There’s a lot more on this subject, with facts and figures, which I’m not good at retaining, and some interesting points about how much, by contrast, World War Two meant to Americans, including the role of Hollywood in its promulgation. Passing through rebuilt towns and cities, destroyed villages, numerous memorials and remains of trenches and shell craters, Seldon paints a vivid picture of the bloody campaigns. His walk is also shaped by the experiences of a young soldier's experiences on the western front and his letters home, who's idea the footpath was. There is perhaps a slight jarring for me personally from the realisation that the social distance between Sir Anthony's ancestor Wilfred Willett (Cambridge, 2nd Lt, London Rifles) and mine - a Cardiff docker and gunner with the Welsh division on the Somme - is probably quite similar to the social distance between Sir Anthony and me today.He was the 13th Master (headmaster) of Wellington College, one of Britain's co-educational independent boarding schools. He notes that he was head of two public schools and then ran a 'small university' which his father had helped set up in 1976. As a result, Seldon’s mother had a childhood that left her with a “lifelong sense of foreboding and constant anxiety” – “debilitating personality traits” that he believes he has inherited and has “never been able to transcend”. Memories of the Civil War were still vivid; this, not the 1917-18 war, was to Americans, their own ‘Great War’.

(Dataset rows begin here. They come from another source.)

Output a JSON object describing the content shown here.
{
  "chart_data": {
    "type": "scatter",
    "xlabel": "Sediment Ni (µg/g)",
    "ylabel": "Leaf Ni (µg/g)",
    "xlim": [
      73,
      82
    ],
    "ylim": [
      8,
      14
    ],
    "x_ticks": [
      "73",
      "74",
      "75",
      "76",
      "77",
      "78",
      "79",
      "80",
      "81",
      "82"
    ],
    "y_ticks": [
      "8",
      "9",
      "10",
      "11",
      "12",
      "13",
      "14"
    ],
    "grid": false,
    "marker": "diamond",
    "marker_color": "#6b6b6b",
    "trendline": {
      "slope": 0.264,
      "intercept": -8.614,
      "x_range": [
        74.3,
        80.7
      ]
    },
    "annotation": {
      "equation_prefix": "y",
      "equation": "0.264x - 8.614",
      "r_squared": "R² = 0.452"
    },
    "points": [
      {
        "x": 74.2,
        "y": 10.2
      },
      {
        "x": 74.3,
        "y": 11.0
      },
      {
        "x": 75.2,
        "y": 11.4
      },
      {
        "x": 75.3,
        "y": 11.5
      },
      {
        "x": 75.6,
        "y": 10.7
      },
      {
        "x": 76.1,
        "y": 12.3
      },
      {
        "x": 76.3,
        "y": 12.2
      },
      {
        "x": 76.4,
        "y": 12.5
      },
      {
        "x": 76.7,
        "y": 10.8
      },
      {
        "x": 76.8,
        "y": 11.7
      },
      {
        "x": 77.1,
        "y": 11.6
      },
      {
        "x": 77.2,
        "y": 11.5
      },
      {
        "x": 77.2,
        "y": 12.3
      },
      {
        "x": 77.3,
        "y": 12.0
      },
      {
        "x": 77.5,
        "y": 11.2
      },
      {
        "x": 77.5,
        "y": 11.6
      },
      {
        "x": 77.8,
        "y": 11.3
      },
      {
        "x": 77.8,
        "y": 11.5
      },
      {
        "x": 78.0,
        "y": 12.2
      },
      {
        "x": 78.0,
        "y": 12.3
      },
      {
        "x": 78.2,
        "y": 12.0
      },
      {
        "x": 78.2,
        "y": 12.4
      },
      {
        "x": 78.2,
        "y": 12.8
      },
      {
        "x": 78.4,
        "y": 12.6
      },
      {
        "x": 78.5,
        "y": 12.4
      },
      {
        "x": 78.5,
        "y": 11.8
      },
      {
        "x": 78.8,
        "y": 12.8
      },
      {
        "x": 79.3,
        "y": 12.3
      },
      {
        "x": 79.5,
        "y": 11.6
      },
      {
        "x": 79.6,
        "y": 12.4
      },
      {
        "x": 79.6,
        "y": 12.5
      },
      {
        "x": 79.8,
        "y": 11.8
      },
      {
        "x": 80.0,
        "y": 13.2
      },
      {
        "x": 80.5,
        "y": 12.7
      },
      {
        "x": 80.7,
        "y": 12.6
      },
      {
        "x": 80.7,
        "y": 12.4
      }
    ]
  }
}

However, whether or not the romantic dream is achievable, the book is both informative and occasionally able to hit the emotional spot. Of course there are many pure history books with more detail about WW1 but this book is multi-faceted with additional honest detail about the Author's hopes and even dreams.In 2009, he set up The Wellington Academy, the first state school to carry the name of its founding independent school. My only criticism would be - not enough to knock a star off - was the quality of the photographic reproduction. A huge undertaking and a book that is highly recommended for anyone with an interest in the First World War. And he made it, regardless of the challenges: Covid still reigned, making accommodation scarce, the territory to a significant extent uncharted, meaning that he had to find his own way (once he sighed relief when he could just trot along somebody else who was the pathfinder), sometimes in rough terrain, making him fall down into a crevice, and a vicious dog biting him, with the ensuing visit to a hospital (one of in total three -short- stays in hospital during the trip). It is unclear how far his arduous walk has brought peace to the author of this strikingly tormented book.

His beloved wife, Joanna, had died of cancer and, after disputes with the board, Seldon decided to quit Buckingham, leaving him with “no job, no home, no wife”. Anthony Seldon’s moving analysis of The First World War was interrupted by his family issues, his physical afflictions on the walk, and what I felt were modern (superficial) intrusions such as an interview on Sky and a message on Twitter.He is author or editor of over forty books on contemporary history, politics and education, including The Impossible Office? The 103 third parties who use cookies on this service do so for their purposes of displaying and measuring personalized ads, generating audience insights, and developing and improving products.